Ever heard about the locker or cabinet test? No? One of my colleagues at the German FREERIDE magazine likes to mention it as negative example when it comes to testing things. If one tested for example TV sets with the locker test, it would look like that: Take the TV sets to be tested and let them fall down the locker one after the other. The result: All TV sets get broken. Although there can be no doubting the result, the findings are for the use in practice utter nonsense.
In the case of component tests, as in our case handlebars and stems, a practice or field test cannot supply findings relating to the durability. It is extremely difficult to standardize test rides and the time factor would put a spoke in our wheel. Bringing our complete test field comprising 21 handlebar/stem-combinations, three items of each (to detect material deviations), to the limits would take decades.

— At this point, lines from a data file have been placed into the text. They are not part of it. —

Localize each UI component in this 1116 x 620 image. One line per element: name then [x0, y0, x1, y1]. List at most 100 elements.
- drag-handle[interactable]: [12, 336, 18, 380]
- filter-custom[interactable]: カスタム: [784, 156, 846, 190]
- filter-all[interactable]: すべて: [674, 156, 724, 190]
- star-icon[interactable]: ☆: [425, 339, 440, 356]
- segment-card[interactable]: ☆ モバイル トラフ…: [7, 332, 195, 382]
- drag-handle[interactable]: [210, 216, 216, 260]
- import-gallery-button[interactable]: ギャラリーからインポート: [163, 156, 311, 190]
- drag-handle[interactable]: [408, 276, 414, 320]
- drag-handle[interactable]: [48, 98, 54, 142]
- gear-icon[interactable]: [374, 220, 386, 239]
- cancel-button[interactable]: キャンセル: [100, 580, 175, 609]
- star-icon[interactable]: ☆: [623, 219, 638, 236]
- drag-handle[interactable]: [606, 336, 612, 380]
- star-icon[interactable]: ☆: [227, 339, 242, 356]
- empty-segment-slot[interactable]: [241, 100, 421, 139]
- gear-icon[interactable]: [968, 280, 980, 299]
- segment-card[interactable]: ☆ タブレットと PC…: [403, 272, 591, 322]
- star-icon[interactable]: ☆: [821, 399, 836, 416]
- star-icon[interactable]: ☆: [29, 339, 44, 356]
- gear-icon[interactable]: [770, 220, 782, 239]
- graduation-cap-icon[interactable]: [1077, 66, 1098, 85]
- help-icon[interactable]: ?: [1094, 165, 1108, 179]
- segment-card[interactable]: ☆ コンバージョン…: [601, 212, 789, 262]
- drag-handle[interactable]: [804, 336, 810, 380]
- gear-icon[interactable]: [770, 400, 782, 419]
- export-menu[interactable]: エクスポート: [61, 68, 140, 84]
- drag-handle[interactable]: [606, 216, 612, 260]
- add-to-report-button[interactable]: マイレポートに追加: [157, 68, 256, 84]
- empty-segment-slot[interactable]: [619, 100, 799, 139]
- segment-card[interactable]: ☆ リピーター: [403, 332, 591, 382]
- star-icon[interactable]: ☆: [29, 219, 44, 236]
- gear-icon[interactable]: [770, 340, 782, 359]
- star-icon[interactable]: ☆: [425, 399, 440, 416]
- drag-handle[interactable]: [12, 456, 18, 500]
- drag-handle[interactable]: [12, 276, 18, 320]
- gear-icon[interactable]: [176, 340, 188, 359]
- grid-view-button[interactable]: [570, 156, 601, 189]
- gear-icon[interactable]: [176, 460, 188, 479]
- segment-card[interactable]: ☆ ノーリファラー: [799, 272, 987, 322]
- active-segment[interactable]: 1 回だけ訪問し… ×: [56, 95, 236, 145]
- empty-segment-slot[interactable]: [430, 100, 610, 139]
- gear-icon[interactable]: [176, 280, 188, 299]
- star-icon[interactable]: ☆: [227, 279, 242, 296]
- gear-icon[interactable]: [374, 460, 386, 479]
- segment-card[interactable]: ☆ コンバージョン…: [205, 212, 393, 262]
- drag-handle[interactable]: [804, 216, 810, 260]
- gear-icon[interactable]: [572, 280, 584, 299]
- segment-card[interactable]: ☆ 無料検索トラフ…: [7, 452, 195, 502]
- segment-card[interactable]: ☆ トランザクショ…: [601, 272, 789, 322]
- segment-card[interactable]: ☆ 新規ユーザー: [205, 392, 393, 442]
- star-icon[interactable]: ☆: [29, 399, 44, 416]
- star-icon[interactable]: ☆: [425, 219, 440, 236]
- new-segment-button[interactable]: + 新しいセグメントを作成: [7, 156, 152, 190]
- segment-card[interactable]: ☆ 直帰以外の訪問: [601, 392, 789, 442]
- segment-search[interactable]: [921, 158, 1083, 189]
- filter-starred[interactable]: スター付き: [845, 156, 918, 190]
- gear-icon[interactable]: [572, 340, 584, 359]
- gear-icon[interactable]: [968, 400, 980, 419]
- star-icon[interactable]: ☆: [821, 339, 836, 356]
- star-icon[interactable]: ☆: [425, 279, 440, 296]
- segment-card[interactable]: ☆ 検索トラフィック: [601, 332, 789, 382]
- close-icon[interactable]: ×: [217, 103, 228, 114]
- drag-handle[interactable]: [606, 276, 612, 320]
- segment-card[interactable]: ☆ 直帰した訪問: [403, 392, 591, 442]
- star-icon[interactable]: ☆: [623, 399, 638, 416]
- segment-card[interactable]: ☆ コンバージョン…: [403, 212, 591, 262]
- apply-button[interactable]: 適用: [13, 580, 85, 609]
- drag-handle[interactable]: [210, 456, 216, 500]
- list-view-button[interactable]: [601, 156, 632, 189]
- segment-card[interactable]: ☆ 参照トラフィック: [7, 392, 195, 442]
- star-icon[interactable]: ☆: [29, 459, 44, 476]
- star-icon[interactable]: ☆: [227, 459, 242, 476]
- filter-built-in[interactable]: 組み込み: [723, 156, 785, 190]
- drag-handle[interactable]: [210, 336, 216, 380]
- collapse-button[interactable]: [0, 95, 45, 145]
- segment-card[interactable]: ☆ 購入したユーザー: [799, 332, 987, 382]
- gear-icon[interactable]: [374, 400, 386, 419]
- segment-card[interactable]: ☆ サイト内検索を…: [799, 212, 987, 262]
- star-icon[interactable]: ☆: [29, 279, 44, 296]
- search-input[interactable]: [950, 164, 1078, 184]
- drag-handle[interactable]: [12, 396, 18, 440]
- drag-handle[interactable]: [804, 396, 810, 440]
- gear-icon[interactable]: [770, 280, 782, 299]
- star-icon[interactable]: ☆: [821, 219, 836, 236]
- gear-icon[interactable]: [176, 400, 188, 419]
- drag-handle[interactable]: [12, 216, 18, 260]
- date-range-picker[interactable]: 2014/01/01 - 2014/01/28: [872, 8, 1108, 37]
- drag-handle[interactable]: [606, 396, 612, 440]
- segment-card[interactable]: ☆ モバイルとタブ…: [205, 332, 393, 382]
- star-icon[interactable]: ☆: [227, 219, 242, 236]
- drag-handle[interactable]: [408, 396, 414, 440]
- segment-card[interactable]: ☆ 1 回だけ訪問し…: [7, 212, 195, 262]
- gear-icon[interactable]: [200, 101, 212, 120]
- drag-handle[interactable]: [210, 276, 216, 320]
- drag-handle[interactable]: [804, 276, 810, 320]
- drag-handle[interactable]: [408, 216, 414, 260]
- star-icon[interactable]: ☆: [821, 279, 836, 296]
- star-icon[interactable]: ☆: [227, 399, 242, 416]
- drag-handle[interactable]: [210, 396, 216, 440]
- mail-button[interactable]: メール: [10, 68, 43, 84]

With our two test fields (cross-country trail: handlebar width 725-760 mm and all mountain-enduro/downhill 770-815 mm) we therefore have to rely on the test stands of the independent test institute Zedler in Ludwigsburg, whcih can test handlebars in fast motion. Compared to the past test in BIKE 5/14 we did not change the established test procedure. First, a handlebar/stem-combination had to pass the ISO 4210:2015 test. Rather a show then a real hurdle, as weight and assembly of the loads have not much to do with reality.